'Als
ik een auteur citeer, moet ik erop letten dat ik om de zeven regels
knip', schrijft Laurent Binet in HhhH.
Hij zal dat weten, zelf auteur zijnde.
Dit
citaat uit Binets boek kan er dus in een keer op:
'Die
zomer is er in de dierentuin van Kiev een man de leeuwenkuil in
gelopen. Tegen een bezoeker die hem tegen wilde houden, zei hij
terwijl hij over het hek stapte: "God zal me redden". En
hij is levend verslonden. Als ik erbij geweest was, had ik tegen hem
gezegd: "Je moet niet alles geloven wat er wordt verteld"'.
Ik
vond dat best grappig toen ik het las, maar veel tijd om te lachen
kreeg ik niet.
'Aan
God hebben de mensen die in Babi Jar zijn gestorven, niets gehad',
was de regel die er direct op volgde.
Die
zomer is
de zomer van 1941. Oekraïne is door de Duitsers bezet.

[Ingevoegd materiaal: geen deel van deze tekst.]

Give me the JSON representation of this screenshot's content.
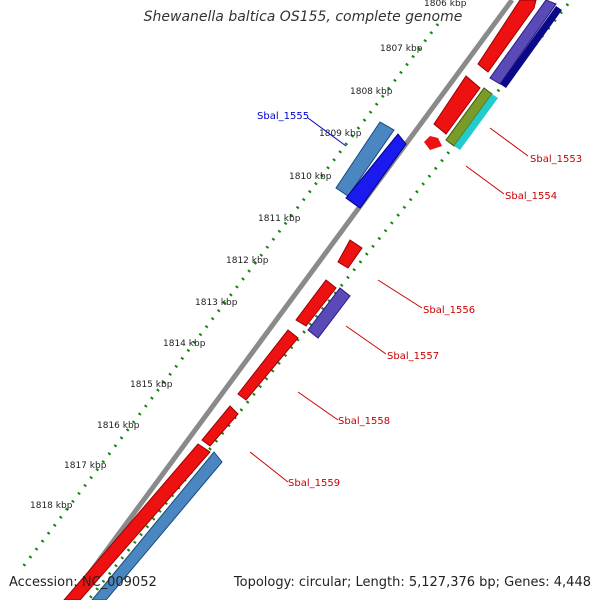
{
  "title": "Shewanella baltica OS155, complete genome",
  "footer": {
    "accession": "Accession: NC_009052",
    "summary": "Topology: circular; Length: 5,127,376 bp; Genes: 4,448"
  },
  "ticks": [
    "1806 kbp",
    "1807 kbp",
    "1808 kbp",
    "1809 kbp",
    "1810 kbp",
    "1811 kbp",
    "1812 kbp",
    "1813 kbp",
    "1814 kbp",
    "1815 kbp",
    "1816 kbp",
    "1817 kbp",
    "1818 kbp"
  ],
  "gene_labels": [
    {
      "id": "Sbal_1555",
      "text": "Sbal_1555",
      "color": "#0000cc"
    },
    {
      "id": "Sbal_1553",
      "text": "Sbal_1553",
      "color": "#cc0000"
    },
    {
      "id": "Sbal_1554",
      "text": "Sbal_1554",
      "color": "#cc0000"
    },
    {
      "id": "Sbal_1556",
      "text": "Sbal_1556",
      "color": "#cc0000"
    },
    {
      "id": "Sbal_1557",
      "text": "Sbal_1557",
      "color": "#cc0000"
    },
    {
      "id": "Sbal_1558",
      "text": "Sbal_1558",
      "color": "#cc0000"
    },
    {
      "id": "Sbal_1559",
      "text": "Sbal_1559",
      "color": "#cc0000"
    }
  ],
  "colors": {
    "backbone": "#8a8a8a",
    "gene_red": "#ee1111",
    "gene_blue": "#1a1aee",
    "gene_steel": "#4a86c0",
    "gene_purple": "#5a4ab8",
    "gene_navy": "#0a0a88",
    "gene_olive": "#7a9a2a",
    "gene_cyan": "#22cccc",
    "tick_green": "#118811",
    "label_red": "#cc0000",
    "label_blue": "#0000cc"
  }
}
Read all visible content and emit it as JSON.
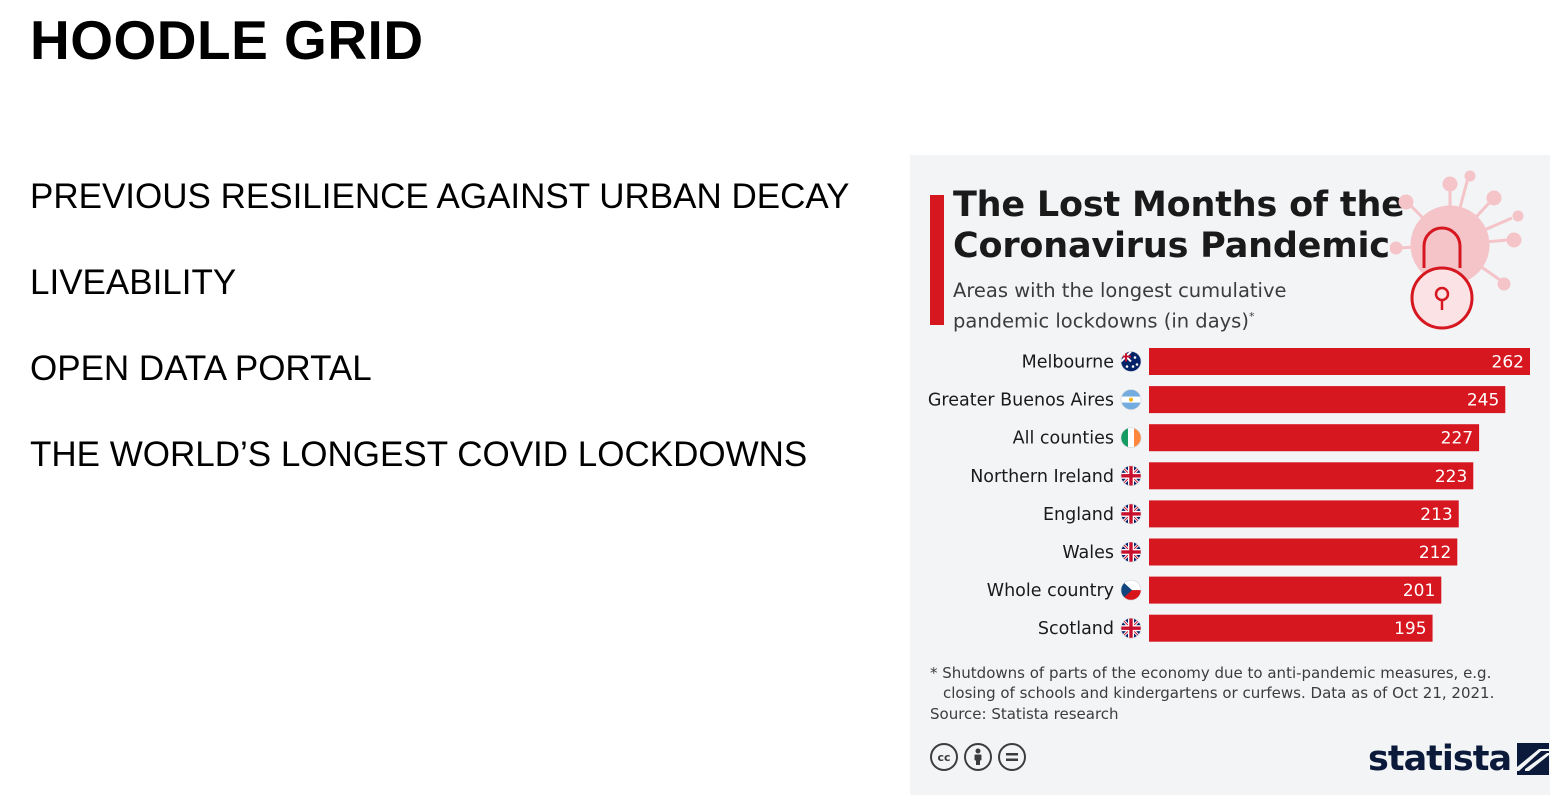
{
  "slide": {
    "title": "HOODLE GRID",
    "bullets": [
      "PREVIOUS RESILIENCE AGAINST URBAN DECAY",
      "LIVEABILITY",
      "OPEN DATA PORTAL",
      "THE WORLD’S LONGEST COVID LOCKDOWNS"
    ]
  },
  "infographic": {
    "title_line1": "The Lost Months of the",
    "title_line2": "Coronavirus Pandemic",
    "subtitle_line1": "Areas with the longest cumulative",
    "subtitle_line2": "pandemic lockdowns (in days)",
    "subtitle_mark": "*",
    "footnote_line1": "* Shutdowns of parts of the economy due to anti-pandemic measures, e.g.",
    "footnote_line2": "closing of schools and kindergartens or curfews. Data as of Oct 21, 2021.",
    "source": "Source: Statista research",
    "brand": "statista",
    "cc_icons": [
      "cc-icon",
      "by-icon",
      "nd-icon"
    ],
    "colors": {
      "bar": "#d6171f",
      "accent": "#d6171f",
      "background": "#f2f4f6",
      "brand": "#0b1a3a"
    }
  },
  "chart_data": {
    "type": "bar",
    "orientation": "horizontal",
    "categories": [
      "Melbourne",
      "Greater Buenos Aires",
      "All counties",
      "Northern Ireland",
      "England",
      "Wales",
      "Whole country",
      "Scotland"
    ],
    "flags": [
      "australia",
      "argentina",
      "ireland",
      "united-kingdom",
      "united-kingdom",
      "united-kingdom",
      "czech-republic",
      "united-kingdom"
    ],
    "values": [
      262,
      245,
      227,
      223,
      213,
      212,
      201,
      195
    ],
    "xlim": [
      0,
      262
    ],
    "grid": false,
    "data_labels": true
  }
}
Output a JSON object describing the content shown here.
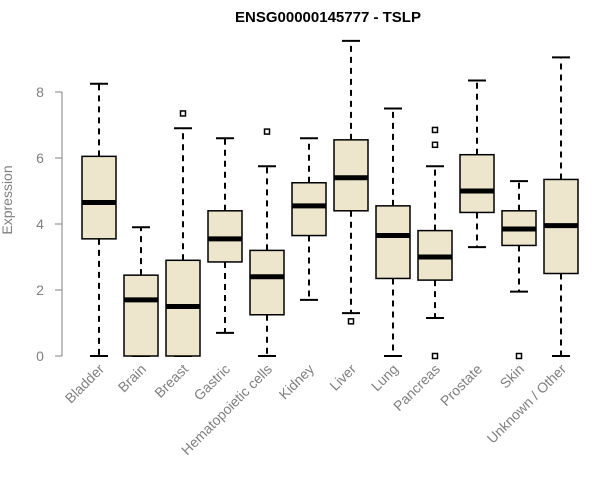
{
  "chart_data": {
    "type": "boxplot",
    "title": "ENSG00000145777 - TSLP",
    "xlabel": "",
    "ylabel": "Expression",
    "ylim": [
      0,
      9.6
    ],
    "yticks": [
      0,
      2,
      4,
      6,
      8
    ],
    "categories": [
      "Bladder",
      "Brain",
      "Breast",
      "Gastric",
      "Hematopoietic cells",
      "Kidney",
      "Liver",
      "Lung",
      "Pancreas",
      "Prostate",
      "Skin",
      "Unknown / Other"
    ],
    "boxes": [
      {
        "name": "Bladder",
        "min": 0.0,
        "q1": 3.55,
        "median": 4.65,
        "q3": 6.05,
        "max": 8.25,
        "outliers": []
      },
      {
        "name": "Brain",
        "min": 0.0,
        "q1": 0.0,
        "median": 1.7,
        "q3": 2.45,
        "max": 3.9,
        "outliers": []
      },
      {
        "name": "Breast",
        "min": 0.0,
        "q1": 0.0,
        "median": 1.5,
        "q3": 2.9,
        "max": 6.9,
        "outliers": [
          7.35
        ]
      },
      {
        "name": "Gastric",
        "min": 0.7,
        "q1": 2.85,
        "median": 3.55,
        "q3": 4.4,
        "max": 6.6,
        "outliers": []
      },
      {
        "name": "Hematopoietic cells",
        "min": 0.0,
        "q1": 1.25,
        "median": 2.4,
        "q3": 3.2,
        "max": 5.75,
        "outliers": [
          6.8
        ]
      },
      {
        "name": "Kidney",
        "min": 1.7,
        "q1": 3.65,
        "median": 4.55,
        "q3": 5.25,
        "max": 6.6,
        "outliers": []
      },
      {
        "name": "Liver",
        "min": 1.3,
        "q1": 4.4,
        "median": 5.4,
        "q3": 6.55,
        "max": 9.55,
        "outliers": [
          1.05
        ]
      },
      {
        "name": "Lung",
        "min": 0.0,
        "q1": 2.35,
        "median": 3.65,
        "q3": 4.55,
        "max": 7.5,
        "outliers": []
      },
      {
        "name": "Pancreas",
        "min": 1.15,
        "q1": 2.3,
        "median": 3.0,
        "q3": 3.8,
        "max": 5.75,
        "outliers": [
          0.0,
          6.4,
          6.85
        ]
      },
      {
        "name": "Prostate",
        "min": 3.3,
        "q1": 4.35,
        "median": 5.0,
        "q3": 6.1,
        "max": 8.35,
        "outliers": []
      },
      {
        "name": "Skin",
        "min": 1.95,
        "q1": 3.35,
        "median": 3.85,
        "q3": 4.4,
        "max": 5.3,
        "outliers": [
          0.0
        ]
      },
      {
        "name": "Unknown / Other",
        "min": 0.0,
        "q1": 2.5,
        "median": 3.95,
        "q3": 5.35,
        "max": 9.05,
        "outliers": []
      }
    ],
    "colors": {
      "box_fill": "#ede5cc",
      "line": "#000000",
      "axis_text": "#808080"
    }
  }
}
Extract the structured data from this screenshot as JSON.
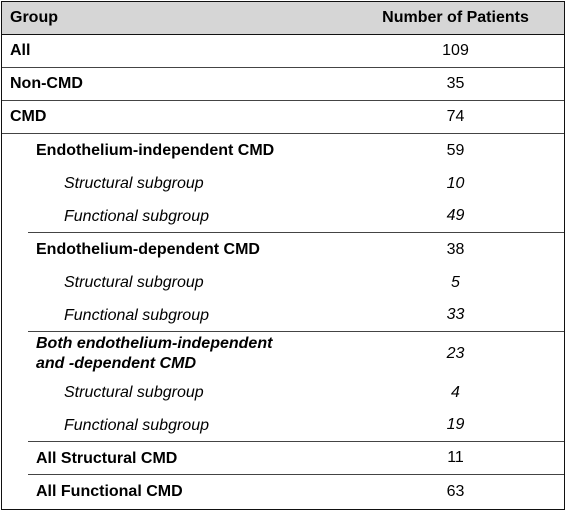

De
Einzatsgruppen
van
Heydrich brengen duizenden joden om, onder meer in Babi Jar, het
Grootmoedersravijn nabij Kiev.
Nog
een citaat uit het boek:
'Tussen
1941 en 1943 hebben de nazi's het Grootmoedersravijn veranderd in wat
waarschijnlijk het grootste massagraf in de hele geschiedenis van de
mensheid is; de gedenkplaat vermeldt in drie talen (Oekraïens,
Russisch en Hebreeuws) dat hier meer dan honderdduizend personen het
slachtoffer zijn geworden van het fascisme. Meer dan een derde is in
minder dan 48 uur geëxecuteerd.'
Binet
citeert zelf het rapport van Paul Blobel, de leider van
Sondernkommando 4a:
'In
samenwerking met de legerleiding van de groep en twee commando's van
het politieregiment-Zuid heeft het Sondernkommando 4a op 29 en 30
september 1941 in Kiev 33.771 joden geëxecuteerd.'
Nee,
niets. Aan die God hebben die mensen niets gehad.